Essa semana a expectativa quanto ao novo programa social e o salto no valor dos precatórios movimentaram Brasília e o mercado como um todo. O oportuno espaço causado pelo descasamento entre o IPCA e o INPC não é suficiente para solucionar as dores de cabeça do governo e as soluções são mais onerosas do que aparentam.
Uma das propostas do presidente Jair Bolsonaro é a reformulação do programa Bolsa Família. Por meio de uma medida provisória (MP), o presidente pretende ampliar o número de famílias auxiliadas e a média dos valores repassados, que hoje giram em torno de R$200,00.
A MP do novo Bolsa Família não deverá estipular o valor do auxílio, o que deve ser feito por um decreto a ser publicado após a aprovação. Contudo, Bolsonaro tem dito que o novo programa deve ter um valor 50% superior ao Bolsa Família.
Destaca-se que o programa precisa entrar em vigor ainda em 2021, uma vez que a Lei das Eleições (Lei 9.504/1997) veda, no ano da realização do pleito, “a distribuição de bens, valores ou benefícios, exceto nos casos de calamidade pública, de estado de emergência ou de programas sociais autorizados em lei e já em execução orçamentária no exercício anterior”.
O fato é que, independente da vigência e do valor, em algum momento o dinheiro vai ter que sair de algum lugar.
Cenário
O Índice Nacional de Preços ao Consumidor Amplo (IPCA) tem por objetivo medir a inflação de um conjunto de produtos e serviços comercializados no varejo, referentes ao consumo pessoal das famílias. Como a regra do teto de gastos define que os gastos do governo em determinado ano não podem ser maiores do que foi gasto no ano anterior corrigido pela inflação, o índice também define a margem que o governo terá no ajuste da regra fiscal.
O IPCA acumulado em 12 meses até junho fechou em 8,35%, o que permitirá um crescimento de R$ 124,1 bilhões no teto, que passará de R$ 1,49 trilhões em 2021 para R$ 1,61 trilhões no ano seguinte.
Já o Índice Nacional de Preços ao Consumidor (INPC), de acordo com Guilherme Tinoco, mestre em economia pela USP e especialista em contas públicas, deverá ficar próximo de 7% no acumulado do ano.
O INPC tem por objetivo a correção do poder de compra dos salários, através da mensuração das variações de preços da cesta de consumo da população assalariada com mais baixo rendimento e impacta no reajuste das quatro despesas que ocupam a maior parte dos gastos públicos obrigatórios. Destaca-se que a maior despesa do orçamento federal primário é a previdência.
Tudo bem, mas o que esses números significam?

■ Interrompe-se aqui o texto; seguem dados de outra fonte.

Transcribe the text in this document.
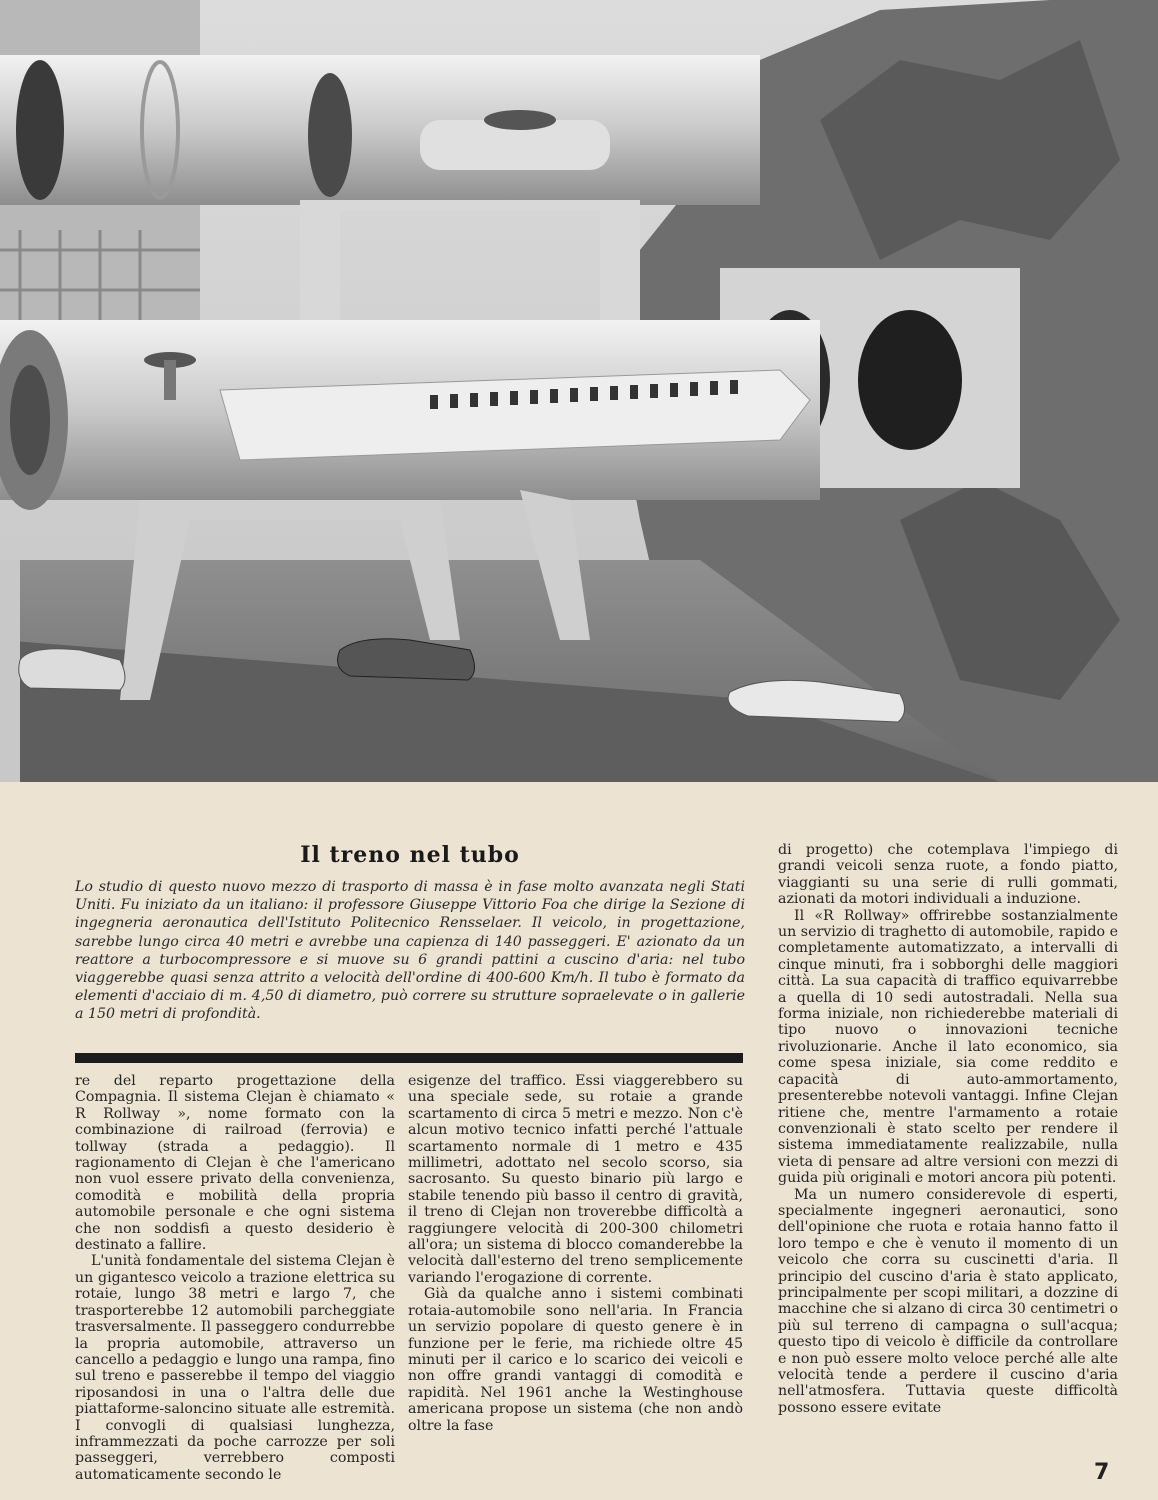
Il treno nel tubo
Lo studio di questo nuovo mezzo di trasporto di massa è in fase molto avanzata negli Stati Uniti. Fu iniziato da un italiano: il professore Giuseppe Vittorio Foa che dirige la Sezione di ingegneria aeronautica dell'Istituto Politecnico Rensselaer. Il veicolo, in progettazione, sarebbe lungo circa 40 metri e avrebbe una capienza di 140 passeggeri. E' azionato da un reattore a turbocompressore e si muove su 6 grandi pattini a cuscino d'aria: nel tubo viaggerebbe quasi senza attrito a velocità dell'ordine di 400-600 Km/h. Il tubo è formato da elementi d'acciaio di m. 4,50 di diametro, può correre su strutture sopraelevate o in gallerie a 150 metri di profondità.

re del reparto progettazione della Compagnia. Il sistema Clejan è chiamato « R Rollway », nome formato con la combinazione di railroad (ferrovia) e tollway (strada a pedaggio). Il ragionamento di Clejan è che l'americano non vuol essere privato della convenienza, comodità e mobilità della propria automobile personale e che ogni sistema che non soddisfi a questo desiderio è destinato a fallire.

L'unità fondamentale del sistema Clejan è un gigantesco veicolo a trazione elettrica su rotaie, lungo 38 metri e largo 7, che trasporterebbe 12 automobili parcheggiate trasversalmente. Il passeggero condurrebbe la propria automobile, attraverso un cancello a pedaggio e lungo una rampa, fino sul treno e passerebbe il tempo del viaggio riposandosi in una o l'altra delle due piattaforme-saloncino situate alle estremità. I convogli di qualsiasi lunghezza, inframmezzati da poche carrozze per soli passeggeri, verrebbero composti automaticamente secondo le

esigenze del traffico. Essi viaggerebbero su una speciale sede, su rotaie a grande scartamento di circa 5 metri e mezzo. Non c'è alcun motivo tecnico infatti perché l'attuale scartamento normale di 1 metro e 435 millimetri, adottato nel secolo scorso, sia sacrosanto. Su questo binario più largo e stabile tenendo più basso il centro di gravità, il treno di Clejan non troverebbe difficoltà a raggiungere velocità di 200-300 chilometri all'ora; un sistema di blocco comanderebbe la velocità dall'esterno del treno semplicemente variando l'erogazione di corrente.

Già da qualche anno i sistemi combinati rotaia-automobile sono nell'aria. In Francia un servizio popolare di questo genere è in funzione per le ferie, ma richiede oltre 45 minuti per il carico e lo scarico dei veicoli e non offre grandi vantaggi di comodità e rapidità. Nel 1961 anche la Westinghouse americana propose un sistema (che non andò oltre la fase

di progetto) che cotemplava l'impiego di grandi veicoli senza ruote, a fondo piatto, viaggianti su una serie di rulli gommati, azionati da motori individuali a induzione.

Il «R Rollway» offrirebbe sostanzialmente un servizio di traghetto di automobile, rapido e completamente automatizzato, a intervalli di cinque minuti, fra i sobborghi delle maggiori città. La sua capacità di traffico equivarrebbe a quella di 10 sedi autostradali. Nella sua forma iniziale, non richiederebbe materiali di tipo nuovo o innovazioni tecniche rivoluzionarie. Anche il lato economico, sia come spesa iniziale, sia come reddito e capacità di auto-ammortamento, presenterebbe notevoli vantaggi. Infine Clejan ritiene che, mentre l'armamento a rotaie convenzionali è stato scelto per rendere il sistema immediatamente realizzabile, nulla vieta di pensare ad altre versioni con mezzi di guida più originali e motori ancora più potenti.

Ma un numero considerevole di esperti, specialmente ingegneri aeronautici, sono dell'opinione che ruota e rotaia hanno fatto il loro tempo e che è venuto il momento di un veicolo che corra su cuscinetti d'aria. Il principio del cuscino d'aria è stato applicato, principalmente per scopi militari, a dozzine di macchine che si alzano di circa 30 centimetri o più sul terreno di campagna o sull'acqua; questo tipo di veicolo è difficile da controllare e non può essere molto veloce perché alle alte velocità tende a perdere il cuscino d'aria nell'atmosfera. Tuttavia queste difficoltà possono essere evitate

7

Tinoco explica que quanto menor o valor do INPC no final do ano, melhor para o governo, uma vez que o teto nominal já está definido pelo IPCA de junho e parte das despesas dependem do INPC, a diferença entre o IPCA e o INPC criam um espaço a mais no orçamento. Tal espaço poderia ser usado para financiar o novo Bolsa Família, porém sendo os precatórios despesas obrigatórias esse espaço fica comprometido.
O crescimento da inflação no segundo semestre ainda pode reduzir esse espaço, aumentando, assim, o risco de extrapolar o teto.
Dívida dos precatórios
A dívida dos precatórios para 2022 é estimada em quase R$90 bilhões e corresponde a 74,6% das despesas não obrigatórias de 2021. O ministro Paulo Guedes afirmou que o salto o surpreendeu e que pode ter havido culpa do governo.

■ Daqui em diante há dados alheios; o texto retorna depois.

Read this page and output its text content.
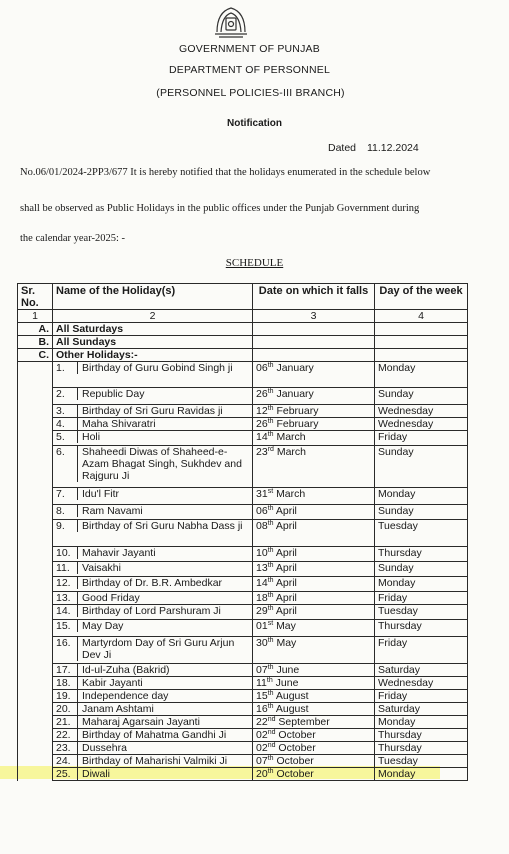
GOVERNMENT OF PUNJAB
DEPARTMENT OF PERSONNEL
(PERSONNEL POLICIES-III BRANCH)
Notification
Dated 11.12.2024
No.06/01/2024-2PP3/677 It is hereby notified that the holidays enumerated in the schedule below
shall be observed as Public Holidays in the public offices under the Punjab Government during
the calendar year-2025: -
SCHEDULE
Sr. No.	Name of the Holiday(s)	Date on which it falls	Day of the week
1	2	3	4
A.	All Saturdays		
B.	All Sundays		
C.	Other Holidays:-		
	1. Birthday of Guru Gobind Singh ji	06th January	Monday
	2. Republic Day	26th January	Sunday
	3. Birthday of Sri Guru Ravidas ji	12th February	Wednesday
	4. Maha Shivaratri	26th February	Wednesday
	5. Holi	14th March	Friday
	6. Shaheedi Diwas of Shaheed-e-Azam Bhagat Singh, Sukhdev and Rajguru Ji	23rd March	Sunday
	7. Idu'l Fitr	31st March	Monday
	8. Ram Navami	06th April	Sunday
	9. Birthday of Sri Guru Nabha Dass ji	08th April	Tuesday
	10. Mahavir Jayanti	10th April	Thursday
	11. Vaisakhi	13th April	Sunday
	12. Birthday of Dr. B.R. Ambedkar	14th April	Monday
	13. Good Friday	18th April	Friday
	14. Birthday of Lord Parshuram Ji	29th April	Tuesday
	15. May Day	01st May	Thursday
	16. Martyrdom Day of Sri Guru Arjun Dev Ji	30th May	Friday
	17. Id-ul-Zuha (Bakrid)	07th June	Saturday
	18. Kabir Jayanti	11th June	Wednesday
	19. Independence day	15th August	Friday
	20. Janam Ashtami	16th August	Saturday
	21. Maharaj Agarsain Jayanti	22nd September	Monday
	22. Birthday of Mahatma Gandhi Ji	02nd October	Thursday
	23. Dussehra	02nd October	Thursday
	24. Birthday of Maharishi Valmiki Ji	07th October	Tuesday
	25. Diwali	20th October	Monday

Tinoco explica que toda gestão do Ministério da Economia acompanha os riscos fiscais e que é mais provável que o governo tenha tomado consciência desses R$90 bilhões já há algum tempo e não que tenha ocorrido uma imensa falha de gestão nesse sentido.
Alternativa: PEC dos precatórios
Uma vez que os gastos com precatórios previstos para 2022 somam quase R$90 bilhões, o parcelamento destes abriria espaço no Orçamento para o prometido programa social. Além disso, Paulo Guedes afirmou que o governo vai propor um limite anual para o pagamento de precatórios e que as dívidas menores do que R$66 mil serão pagas integralmente.
O índice utilizado para limitar esses gastos ainda não foi definido e a proposta está sendo preparada e será enviada ao Congresso Nacional como uma PEC.
Retirada do teto: Tinoco afirma que, ainda que seja uma solução mais simples, o alto valor dos precatórios não deve ser retirado do teto de gastos, não só pelo péssimo sinal aos mercados como também pelo fato de existir espaço para cortes nas emendas do relator.